I want to understand how sending and receiving are processed by MPI. Suppose I allocate a buffer of [12][50] elements as the following:

int **buf= malloc(12 * sizeof(int *));
for (i = 0; i < 12; i++)
{
    buf[i] = malloc(50 * sizeof(int));

    // Immediatly fill each row by 1s for testing purpose. 
    for (j = 0; j < 50; j++)
    {
         buf[i][j] = 1;
    }
}

Now, I want to send each row to P = 12 processors using non-blocking MPI_Isend and MPI_Irecv as the following:

for (i = 0; i < 12; i++)
{
    MPI_Isend(buf[i], 50, MPI_INT, i, TAG_0, MPI_COMM_WORLD, &req[i]); 
    MPI_Wait(&req[i], &status[i]);
}

    for (i = 0; i < 12; i++)
    {
        MPI_Irecv(bufRecv[i], 50, MPI_INT, MASTER, TAG_0, MPI_COMM_WORLD, &req[i]);
        MPI_Wait(&req[i], &status[i]);
    }

As far as I know, MPI_Isend here sends each ith row followed by 50 consecutive elements starting from the memory address stored in but[i] whereas MPI_Irecv receives the corresponding ith row and store it in MPI_Irecv . Am I right? If no, can someone explain why?

Thank you.

Answer 1

Yes, you are right. MPI_Irecv would receive the message into bufRecv. However, your code does not really make sense. First off, a non-blocking communication call directly followed by a wait is basically the same as a blocking call.

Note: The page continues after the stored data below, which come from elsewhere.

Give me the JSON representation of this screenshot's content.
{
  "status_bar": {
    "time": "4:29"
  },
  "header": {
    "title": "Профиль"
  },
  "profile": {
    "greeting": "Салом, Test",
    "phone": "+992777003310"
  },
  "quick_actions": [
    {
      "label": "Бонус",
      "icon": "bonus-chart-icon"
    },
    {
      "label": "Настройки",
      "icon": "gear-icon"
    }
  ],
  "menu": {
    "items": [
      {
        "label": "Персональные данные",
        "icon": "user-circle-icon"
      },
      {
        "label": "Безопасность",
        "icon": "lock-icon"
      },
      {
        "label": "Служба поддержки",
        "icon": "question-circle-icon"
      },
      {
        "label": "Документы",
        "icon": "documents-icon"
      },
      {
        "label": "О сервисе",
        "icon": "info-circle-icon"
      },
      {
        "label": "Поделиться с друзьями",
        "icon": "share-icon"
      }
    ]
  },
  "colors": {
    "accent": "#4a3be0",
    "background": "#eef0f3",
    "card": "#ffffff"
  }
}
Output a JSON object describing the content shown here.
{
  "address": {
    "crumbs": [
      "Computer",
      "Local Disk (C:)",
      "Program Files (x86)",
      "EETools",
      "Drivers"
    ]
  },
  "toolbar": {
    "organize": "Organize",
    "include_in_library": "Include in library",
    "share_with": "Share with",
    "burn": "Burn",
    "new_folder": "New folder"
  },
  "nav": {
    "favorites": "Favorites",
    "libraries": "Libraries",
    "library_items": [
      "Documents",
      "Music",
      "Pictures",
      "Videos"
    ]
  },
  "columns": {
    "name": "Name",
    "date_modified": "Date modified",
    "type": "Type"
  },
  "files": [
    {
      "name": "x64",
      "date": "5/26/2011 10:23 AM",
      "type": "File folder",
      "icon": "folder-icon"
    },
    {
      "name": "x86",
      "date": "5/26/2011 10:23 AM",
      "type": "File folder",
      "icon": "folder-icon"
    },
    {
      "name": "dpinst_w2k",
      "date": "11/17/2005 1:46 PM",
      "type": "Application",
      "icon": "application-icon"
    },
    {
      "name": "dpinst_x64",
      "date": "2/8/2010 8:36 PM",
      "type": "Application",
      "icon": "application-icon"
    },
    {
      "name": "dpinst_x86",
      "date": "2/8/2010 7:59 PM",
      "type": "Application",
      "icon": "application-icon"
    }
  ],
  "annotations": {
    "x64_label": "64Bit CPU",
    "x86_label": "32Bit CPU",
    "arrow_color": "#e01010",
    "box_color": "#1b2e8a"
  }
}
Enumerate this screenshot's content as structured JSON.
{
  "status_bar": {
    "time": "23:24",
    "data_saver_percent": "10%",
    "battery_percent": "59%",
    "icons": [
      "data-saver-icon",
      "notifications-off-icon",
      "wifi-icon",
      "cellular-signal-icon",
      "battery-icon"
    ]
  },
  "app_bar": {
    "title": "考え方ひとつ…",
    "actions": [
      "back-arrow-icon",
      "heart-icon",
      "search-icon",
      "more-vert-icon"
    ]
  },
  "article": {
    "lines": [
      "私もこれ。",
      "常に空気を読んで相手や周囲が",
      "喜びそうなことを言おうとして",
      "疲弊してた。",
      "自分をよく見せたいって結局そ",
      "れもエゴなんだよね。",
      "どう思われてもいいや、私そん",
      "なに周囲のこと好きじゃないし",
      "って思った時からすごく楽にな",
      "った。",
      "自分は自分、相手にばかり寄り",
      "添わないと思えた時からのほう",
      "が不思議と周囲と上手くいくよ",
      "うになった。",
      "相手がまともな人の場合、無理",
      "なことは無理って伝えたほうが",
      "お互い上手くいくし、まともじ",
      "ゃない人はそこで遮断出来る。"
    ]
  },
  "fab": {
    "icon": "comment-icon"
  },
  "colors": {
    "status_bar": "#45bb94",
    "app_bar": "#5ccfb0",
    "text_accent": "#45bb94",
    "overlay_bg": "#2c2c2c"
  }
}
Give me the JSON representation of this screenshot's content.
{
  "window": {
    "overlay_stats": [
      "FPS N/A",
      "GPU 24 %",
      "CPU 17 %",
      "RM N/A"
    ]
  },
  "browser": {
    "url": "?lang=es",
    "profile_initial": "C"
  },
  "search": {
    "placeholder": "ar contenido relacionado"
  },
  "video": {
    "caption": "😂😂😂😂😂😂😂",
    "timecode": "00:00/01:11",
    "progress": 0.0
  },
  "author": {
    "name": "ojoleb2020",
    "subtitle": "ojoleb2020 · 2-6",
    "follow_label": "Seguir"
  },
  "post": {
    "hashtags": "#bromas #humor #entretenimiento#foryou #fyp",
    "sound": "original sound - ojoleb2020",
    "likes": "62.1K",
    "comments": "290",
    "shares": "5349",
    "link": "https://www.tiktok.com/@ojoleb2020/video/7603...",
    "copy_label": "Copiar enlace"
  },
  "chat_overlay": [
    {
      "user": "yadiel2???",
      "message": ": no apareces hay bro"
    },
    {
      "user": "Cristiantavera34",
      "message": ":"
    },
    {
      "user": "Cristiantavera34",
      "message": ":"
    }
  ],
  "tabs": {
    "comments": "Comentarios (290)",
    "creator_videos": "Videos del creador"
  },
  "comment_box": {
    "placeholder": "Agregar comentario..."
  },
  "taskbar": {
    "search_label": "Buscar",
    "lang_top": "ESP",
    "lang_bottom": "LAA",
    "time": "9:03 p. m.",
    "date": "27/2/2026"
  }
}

Then the receiving part should be called on a different process, and from your description each receiver would call MPI_Irecv only once, not 12 times. Or, if every process is to receive all rows, the sender has to call send for each process number of rows times.

Most importantly: what you describe is covered by MPI_Scatter, no need to implement it yourself. If you want one process to send data to all processes, use MPI_Bcast.